SEC claimed that George R. Jarkesy Jr. worked closely with Thomas Belesis to launch two hedge funds that raised $30m from investors.
The two hedge funds, launched in 2007 and 2009, were called John Thomas Bridge and Opportunity Fund LP I and John Thomas Bridge and Opportunity Fund LP II.
The funds invested in three asset classes such as bridge loans to start-up companies, equity investments principally in microcap companies and life settlement policies.
In order to increase the net asset values of the funds, Jarkesy mispriced certain holdings, so that he could deduct higher management and incentive fees from the funds.
Apart from this, he also wrongly claimed that prominent service providers including KPMG and Deutsche Bank were working with the funds.
SEC New York regional office director Andrew Calamari said, "Jarkesy disregarded the basic standards to which all fund managers are held."
"Not only did he falsify valuations and deceive investors about the value of their holdings, but he bent over backwards to enrich Belesis at the funds’ expense," Calamari added.

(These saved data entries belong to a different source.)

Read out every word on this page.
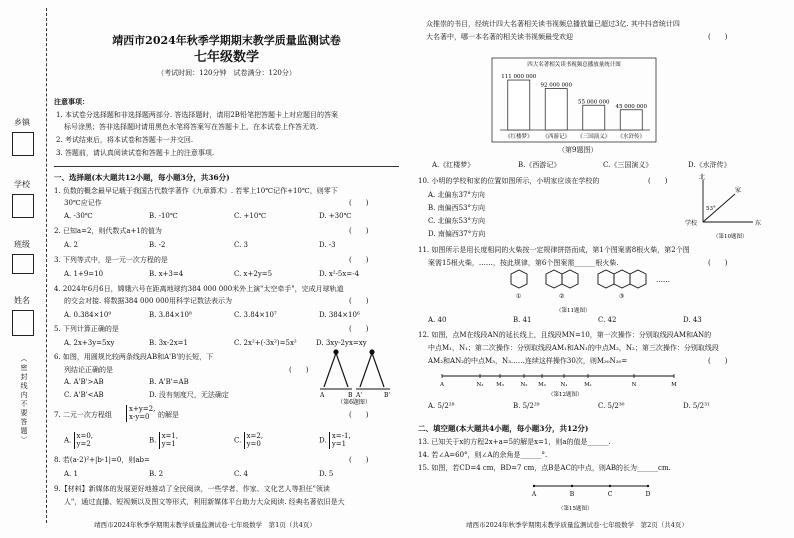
乡镇
学校
班级
姓名
（密封线内不要答题）
靖西市2024年秋季学期期末教学质量监测试卷
七年级数学
（考试时间：120分钟　试卷满分：120分）
注意事项：
1. 本试卷分选择题和非选择题两部分. 答选择题时，请用2B铅笔把答题卡上对应题目的答案
标号涂黑；答非选择题时请用黑色水笔将答案写在答题卡上，在本试卷上作答无效.
2. 考试结束后，将本试卷和答题卡一并交回.
3. 答题前，请认真阅读试卷和答题卡上的注意事项.
一、选择题(本大题共12小题，每小题3分，共36分)
1. 负数的概念最早记载于我国古代数学著作《九章算术》. 若零上10℃记作+10℃，则零下
30℃应记作	(　　)
A. -30℃	B. -10℃	C. +10℃	D. +30℃
2. 已知a=2，则代数式a+1的值为	(　　)
A. 2	B. -2	C. 3	D. -3
3. 下列等式中，是一元一次方程的是	(　　)
A. 1+9=10	B. x+3=4	C. x+2y=5	D. x²-5x=-4
4. 2024年6月6日，嫦娥六号在距离地球约384 000 000米外上演"太空牵手"，完成月球轨道
的交会对接. 将数据384 000 000用科学记数法表示为	(　　)
A. 0.384×10⁹	B. 3.84×10⁸	C. 3.84×10⁷	D. 384×10⁶
5. 下列计算正确的是	(　　)
A. 2x+3y=5xy	B. 3x-2x=1	C. 2x²+(-3x²)=5x²	D. 3xy-2yx=xy
6. 如图，用圆规比较两条线段AB和A'B'的长短，下
列结论正确的是	(　　)
A. A'B'>AB	B. A'B'=AB
C. A'B'<AB	D. 没有刻度尺，无法确定	A	B A'	B'
（第6题图）
7. 二元一次方程组
x+y=2,
x-y=0	的解是	(　　)
A.
x=0,
y=2	B.
x=1,
y=1	C.
x=2,
y=0	D.
x=-1,
y=1
8. 若(a-2)²+|b-1|=0，则ab=	(　　)
A. 1	B. 2	C. 4	D. 5
9.【材料】新媒体的发展更好地推动了全民阅读，一些学者、作家、文化艺人等担任"领读
人"，通过直播、短视频以及图文等形式，利用新媒体平台助力大众阅读. 经典名著依旧是大
靖西市2024年秋季学期期末教学质量监测试卷·七年级数学　第1页（共4页）
众推崇的书目，经统计四大名著相关读书视频总播放量已超过3亿. 其中抖音统计四
大名著中，哪一本名著的相关读书视频最受欢迎	(　　)
四大名著相关读书视频总播放量统计图
111 000 000
《红楼梦》
92 000 000
《西游记》
55 000 000
《三国演义》
45 000 000
《水浒传》
（第9题图）
A.《红楼梦》	B.《西游记》	C.《三国演义》	D.《水浒传》
10. 小明的学校和家的位置如图所示，小明家应该在学校的	(　　)
A. 北偏东37°方向
B. 南偏西53°方向
C. 北偏东53°方向
D. 南偏西37°方向
北
东
家
学校
53°
（第10题图）
11. 如图所示是用长度相同的火柴按一定规律拼搭而成，第1个图案需8根火柴，第2个图
案需15根火柴，……，按此规律，第6个图案需______根火柴.	(　　)
①	②	③
……
（第11题图）
A. 40	B. 41	C. 42	D. 43
12. 如图，点M在线段AN的延长线上，且线段MN=10，第一次操作：分别取线段AM和AN的
中点M₁，N₁；第二次操作：分别取线段AM₁和AN₁的中点M₂，N₂；第三次操作：分别取线段
AM₂和AN₂的中点M₃，N₃……连续这样操作30次，则M₃₀N₃₀=	(　　)
A	N₃ M₃	N₂ M₂	N₁	M₁	N	M
（第12题图）
A. 5/2²⁸	B. 5/2²⁹	C. 5/2³⁰	D. 5/2³¹
二、填空题(本大题共4小题，每小题3分，共12分)
13. 已知关于x的方程2x+a=5的解是x=1，则a的值是______.
14. 若∠A=60°，则∠A的余角是______°.
15. 如图，若CD=4 cm，BD=7 cm，点B是AC的中点，则AB的长为______cm.
A	B	C	D
（第15题图）
靖西市2024年秋季学期期末教学质量监测试卷·七年级数学　第2页（共4页）
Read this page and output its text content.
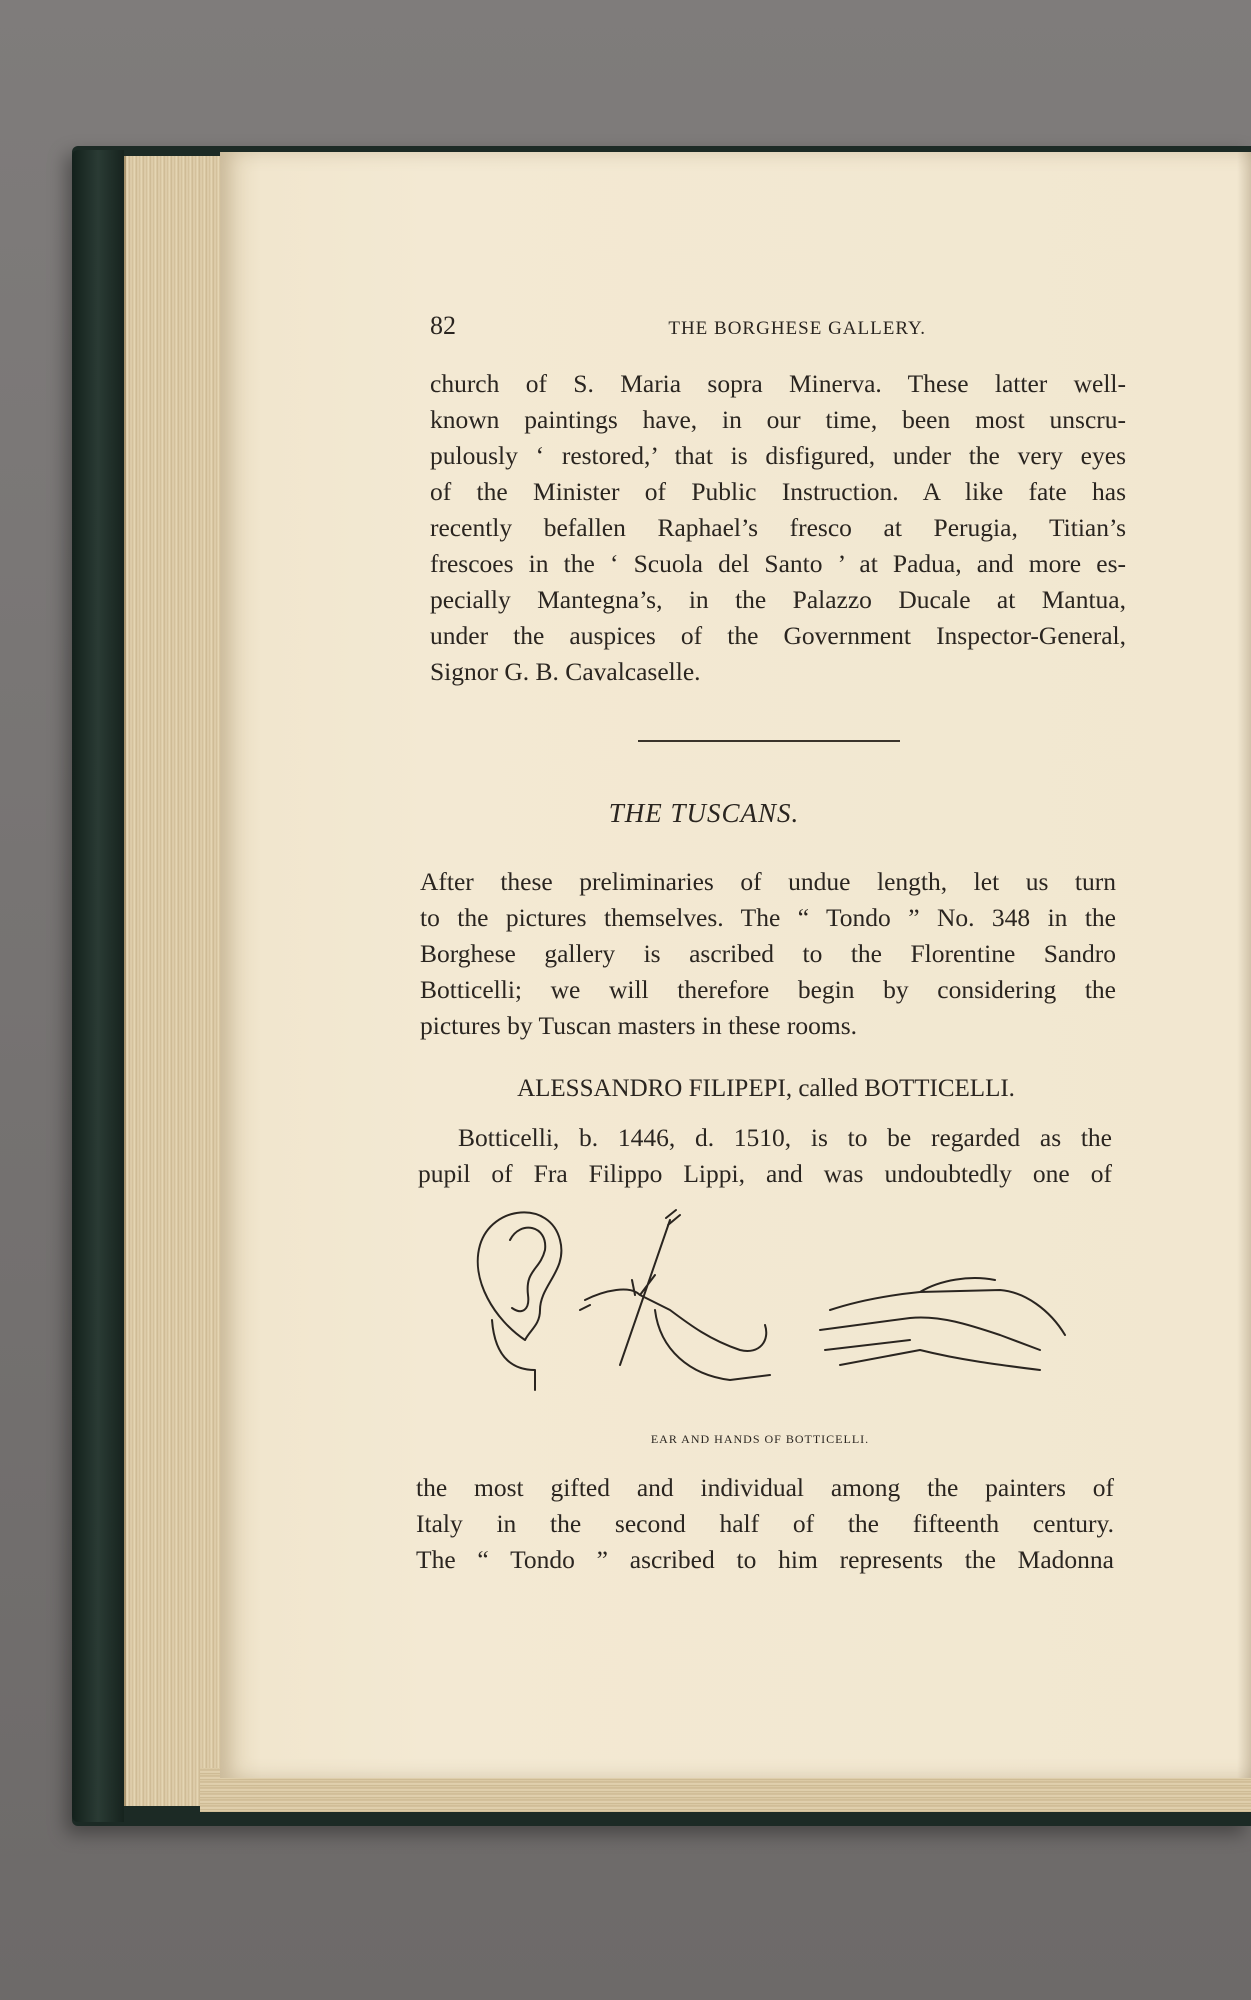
82	THE BORGHESE GALLERY.
church of S. Maria sopra Minerva. These latter well-
known paintings have, in our time, been most unscru-
pulously ‘ restored,’ that is disfigured, under the very eyes
of the Minister of Public Instruction. A like fate has
recently befallen Raphael’s fresco at Perugia, Titian’s
frescoes in the ‘ Scuola del Santo ’ at Padua, and more es-
pecially Mantegna’s, in the Palazzo Ducale at Mantua,
under the auspices of the Government Inspector-General,
Signor G. B. Cavalcaselle.
THE TUSCANS.
After these preliminaries of undue length, let us turn
to the pictures themselves. The “ Tondo ” No. 348 in the
Borghese gallery is ascribed to the Florentine Sandro
Botticelli; we will therefore begin by considering the
pictures by Tuscan masters in these rooms.
ALESSANDRO FILIPEPI, called BOTTICELLI.
Botticelli, b. 1446, d. 1510, is to be regarded as the
pupil of Fra Filippo Lippi, and was undoubtedly one of
EAR AND HANDS OF BOTTICELLI.
the most gifted and individual among the painters of
Italy in the second half of the fifteenth century.
The “ Tondo ” ascribed to him represents the Madonna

Jarkesy used fund assets to hire multiple stock promoters during 2010 and 2011 to create an artificial and unsustainable increase in the price of two microcap stocks in which the funds were heavily invested, according to the SEC’s order.
The US watchdog has launched the administrative proceedings against Jarkesy, John Thomas Capital Management, Belesis, and John Thomas Financial to determine the next course of action including disgorgement and financial penalties.